Lauren Wallace is a third-year medical student at St. George’s University School of Medicine and earned her Bachelor’s degree in Cell and Molecular Biology from the University of Tennessee at Martin. She has served as student lead for her Psychiatry and Obstetrics/Gynecology core rotations and is an active member of the Gender Equity Task Force, demonstrating her dedication to advancing equitable care. Passionate about Psychiatry, Lauren volunteers for the Crisis Text Line and focuses on improving access to mental health services in underserved rural communities, a commitment rooted in her upbringing in rural Tennessee. Outside of medicine, she enjoys staying active and scuba diving with her husband.
Meghan Etsey, MS4

Meghan Etsey is a fourth year medical student from St. George’s University. She has a Bachelors of Arts in Biology and a Bachelors of Arts in Nutrition and Dietetics from Bluffton University in Bluffton, Ohio. She served as the President of the St. George’s University’s Women in Medicine chapter in St. George, Grenada where she expanded relationships with the community and worked towards educating women and helping the youth. She is also a member of the Gender Equity Task Force and Sex and Gender Health Collaborative Committees within the American Medical Women’s Association. When she is not pursuing medicine, you can find her with her friends and family on different road trips and adventures exploring the world.
Yun Weisholtz, MD-PhD

Dr. Yun Weisholtz is a physician-scientist and advisor with a deep commitment to mentorship and advancing equity in medicine.
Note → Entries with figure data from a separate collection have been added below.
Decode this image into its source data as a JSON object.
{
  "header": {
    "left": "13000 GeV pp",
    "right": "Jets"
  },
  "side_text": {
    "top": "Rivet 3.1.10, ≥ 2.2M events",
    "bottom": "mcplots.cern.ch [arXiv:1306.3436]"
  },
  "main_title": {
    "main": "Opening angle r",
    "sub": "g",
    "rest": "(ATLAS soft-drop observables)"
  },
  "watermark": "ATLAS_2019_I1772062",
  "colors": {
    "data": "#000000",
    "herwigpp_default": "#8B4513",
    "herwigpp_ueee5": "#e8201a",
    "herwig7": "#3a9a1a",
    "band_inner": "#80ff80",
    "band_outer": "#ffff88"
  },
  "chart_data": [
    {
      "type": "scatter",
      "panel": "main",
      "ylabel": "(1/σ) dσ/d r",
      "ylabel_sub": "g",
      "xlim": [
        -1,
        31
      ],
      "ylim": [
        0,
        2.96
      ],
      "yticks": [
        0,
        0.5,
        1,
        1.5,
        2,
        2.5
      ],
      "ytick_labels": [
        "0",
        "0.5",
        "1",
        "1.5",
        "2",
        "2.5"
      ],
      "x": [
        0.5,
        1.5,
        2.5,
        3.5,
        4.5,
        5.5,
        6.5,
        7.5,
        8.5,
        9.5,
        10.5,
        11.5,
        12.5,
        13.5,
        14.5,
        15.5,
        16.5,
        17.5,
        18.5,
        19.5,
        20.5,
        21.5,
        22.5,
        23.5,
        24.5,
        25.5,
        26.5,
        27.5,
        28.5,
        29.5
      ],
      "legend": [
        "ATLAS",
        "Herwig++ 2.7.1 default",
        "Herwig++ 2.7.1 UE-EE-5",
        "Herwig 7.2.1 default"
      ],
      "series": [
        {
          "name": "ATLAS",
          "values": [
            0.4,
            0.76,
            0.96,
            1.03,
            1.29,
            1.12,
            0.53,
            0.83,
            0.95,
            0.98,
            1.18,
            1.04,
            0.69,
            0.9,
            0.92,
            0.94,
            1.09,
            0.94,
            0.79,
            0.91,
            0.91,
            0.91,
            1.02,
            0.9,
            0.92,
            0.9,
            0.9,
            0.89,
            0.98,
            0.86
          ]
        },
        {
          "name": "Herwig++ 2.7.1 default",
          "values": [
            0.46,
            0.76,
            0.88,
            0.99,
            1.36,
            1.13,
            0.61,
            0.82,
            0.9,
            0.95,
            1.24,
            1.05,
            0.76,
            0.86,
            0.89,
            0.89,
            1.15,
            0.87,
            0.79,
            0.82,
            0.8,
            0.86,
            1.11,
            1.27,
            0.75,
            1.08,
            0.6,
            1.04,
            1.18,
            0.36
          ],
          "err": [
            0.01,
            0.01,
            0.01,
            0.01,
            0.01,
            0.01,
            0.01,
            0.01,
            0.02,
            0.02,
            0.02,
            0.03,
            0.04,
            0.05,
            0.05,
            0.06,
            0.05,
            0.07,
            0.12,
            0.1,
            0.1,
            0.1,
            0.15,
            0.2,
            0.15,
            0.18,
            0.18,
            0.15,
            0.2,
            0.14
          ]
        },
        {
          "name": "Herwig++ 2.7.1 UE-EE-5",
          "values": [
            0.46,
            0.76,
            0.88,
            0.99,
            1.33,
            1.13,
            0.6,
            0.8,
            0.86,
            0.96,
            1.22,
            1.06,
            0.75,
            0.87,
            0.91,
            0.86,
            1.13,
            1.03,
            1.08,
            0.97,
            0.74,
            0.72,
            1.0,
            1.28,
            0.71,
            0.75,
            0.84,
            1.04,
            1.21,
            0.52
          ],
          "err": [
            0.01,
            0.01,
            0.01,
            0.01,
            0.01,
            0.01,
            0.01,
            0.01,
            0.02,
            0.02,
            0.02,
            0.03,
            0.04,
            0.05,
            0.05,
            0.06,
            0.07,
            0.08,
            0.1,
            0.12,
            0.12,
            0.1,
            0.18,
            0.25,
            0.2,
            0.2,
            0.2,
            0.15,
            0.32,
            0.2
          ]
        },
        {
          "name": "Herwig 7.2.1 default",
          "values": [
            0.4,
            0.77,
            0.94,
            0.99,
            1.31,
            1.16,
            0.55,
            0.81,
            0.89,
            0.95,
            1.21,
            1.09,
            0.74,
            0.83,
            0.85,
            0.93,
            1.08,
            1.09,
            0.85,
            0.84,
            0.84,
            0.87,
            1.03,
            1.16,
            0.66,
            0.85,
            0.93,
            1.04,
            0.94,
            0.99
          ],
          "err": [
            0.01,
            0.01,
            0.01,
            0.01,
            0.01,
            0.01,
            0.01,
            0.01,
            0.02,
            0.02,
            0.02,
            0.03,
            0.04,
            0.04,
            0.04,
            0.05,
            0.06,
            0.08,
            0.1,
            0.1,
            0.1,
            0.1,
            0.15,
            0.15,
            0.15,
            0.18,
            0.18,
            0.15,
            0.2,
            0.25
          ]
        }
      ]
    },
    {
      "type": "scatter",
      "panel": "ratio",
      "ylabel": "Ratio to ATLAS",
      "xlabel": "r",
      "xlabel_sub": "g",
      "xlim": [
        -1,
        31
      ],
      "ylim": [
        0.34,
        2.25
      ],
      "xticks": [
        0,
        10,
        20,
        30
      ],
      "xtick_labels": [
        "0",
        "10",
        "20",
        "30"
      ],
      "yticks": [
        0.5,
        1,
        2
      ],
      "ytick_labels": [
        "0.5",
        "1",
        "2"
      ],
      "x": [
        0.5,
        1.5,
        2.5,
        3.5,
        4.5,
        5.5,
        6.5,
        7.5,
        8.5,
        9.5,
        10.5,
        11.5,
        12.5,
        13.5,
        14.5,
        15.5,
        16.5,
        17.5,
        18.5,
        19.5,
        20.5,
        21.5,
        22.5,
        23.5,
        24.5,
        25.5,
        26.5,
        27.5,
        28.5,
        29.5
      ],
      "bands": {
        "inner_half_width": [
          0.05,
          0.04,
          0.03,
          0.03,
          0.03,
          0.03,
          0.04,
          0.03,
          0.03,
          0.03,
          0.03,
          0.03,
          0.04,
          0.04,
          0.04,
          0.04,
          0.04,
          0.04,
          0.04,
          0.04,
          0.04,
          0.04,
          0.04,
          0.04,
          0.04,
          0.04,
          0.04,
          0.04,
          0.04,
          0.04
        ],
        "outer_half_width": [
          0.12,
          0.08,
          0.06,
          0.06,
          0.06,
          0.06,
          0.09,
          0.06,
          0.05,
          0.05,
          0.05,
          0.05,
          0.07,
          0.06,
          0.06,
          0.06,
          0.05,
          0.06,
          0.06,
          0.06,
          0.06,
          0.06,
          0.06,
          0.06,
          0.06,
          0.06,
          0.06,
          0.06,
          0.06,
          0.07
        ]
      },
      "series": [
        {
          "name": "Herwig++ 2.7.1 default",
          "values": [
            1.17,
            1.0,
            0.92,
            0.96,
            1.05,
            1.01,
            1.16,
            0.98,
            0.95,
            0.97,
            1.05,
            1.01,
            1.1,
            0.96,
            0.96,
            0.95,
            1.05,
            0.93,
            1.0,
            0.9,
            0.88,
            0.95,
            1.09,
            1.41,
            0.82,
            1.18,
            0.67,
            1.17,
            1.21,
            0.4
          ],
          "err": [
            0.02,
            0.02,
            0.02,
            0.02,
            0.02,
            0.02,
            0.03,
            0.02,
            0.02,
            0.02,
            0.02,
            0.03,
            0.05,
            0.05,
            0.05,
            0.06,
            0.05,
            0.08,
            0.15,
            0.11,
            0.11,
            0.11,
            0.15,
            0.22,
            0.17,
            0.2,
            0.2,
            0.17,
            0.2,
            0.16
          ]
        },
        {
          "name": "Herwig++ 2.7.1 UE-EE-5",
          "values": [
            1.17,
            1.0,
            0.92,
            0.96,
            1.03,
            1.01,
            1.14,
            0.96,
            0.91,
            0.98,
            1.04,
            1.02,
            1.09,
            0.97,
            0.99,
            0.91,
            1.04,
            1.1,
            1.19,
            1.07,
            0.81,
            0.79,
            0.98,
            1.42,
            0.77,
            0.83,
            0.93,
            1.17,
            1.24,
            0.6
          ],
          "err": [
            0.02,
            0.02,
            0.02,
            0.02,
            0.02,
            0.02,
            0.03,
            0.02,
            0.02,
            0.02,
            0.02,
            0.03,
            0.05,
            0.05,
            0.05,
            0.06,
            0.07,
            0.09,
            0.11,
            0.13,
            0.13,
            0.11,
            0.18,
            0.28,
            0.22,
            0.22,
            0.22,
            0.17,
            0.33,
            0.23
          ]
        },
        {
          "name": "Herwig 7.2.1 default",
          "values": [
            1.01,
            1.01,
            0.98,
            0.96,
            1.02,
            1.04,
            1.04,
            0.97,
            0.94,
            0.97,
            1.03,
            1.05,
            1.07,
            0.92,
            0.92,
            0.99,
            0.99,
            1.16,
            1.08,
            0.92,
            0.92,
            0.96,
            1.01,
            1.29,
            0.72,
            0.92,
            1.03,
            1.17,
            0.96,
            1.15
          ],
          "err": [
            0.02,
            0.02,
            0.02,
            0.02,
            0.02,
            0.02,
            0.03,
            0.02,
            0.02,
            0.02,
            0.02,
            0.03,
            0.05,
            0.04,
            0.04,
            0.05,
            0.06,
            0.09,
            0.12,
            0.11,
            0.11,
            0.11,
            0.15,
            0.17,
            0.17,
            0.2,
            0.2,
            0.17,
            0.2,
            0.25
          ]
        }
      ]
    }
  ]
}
She completed her undergraduate studies at Stanford University, where she double-majored in Biological Sciences and Chemistry, and spent a year in Germany as a Fulbright Scholar. She went on to enter the MD-PhD program in Neuroscience at Harvard Medical School and MIT, where she developed her passion for research, teaching, and mentoring. Dr. Weisholtz is a Physician Advisor with MedSchoolCoach and the founder of MD-PhD Advising, a consulting practice dedicated to helping students navigate the medical school and residency application process. Outside of work, she enjoys collecting Delft pottery from the Netherlands and spending time with her family and pets.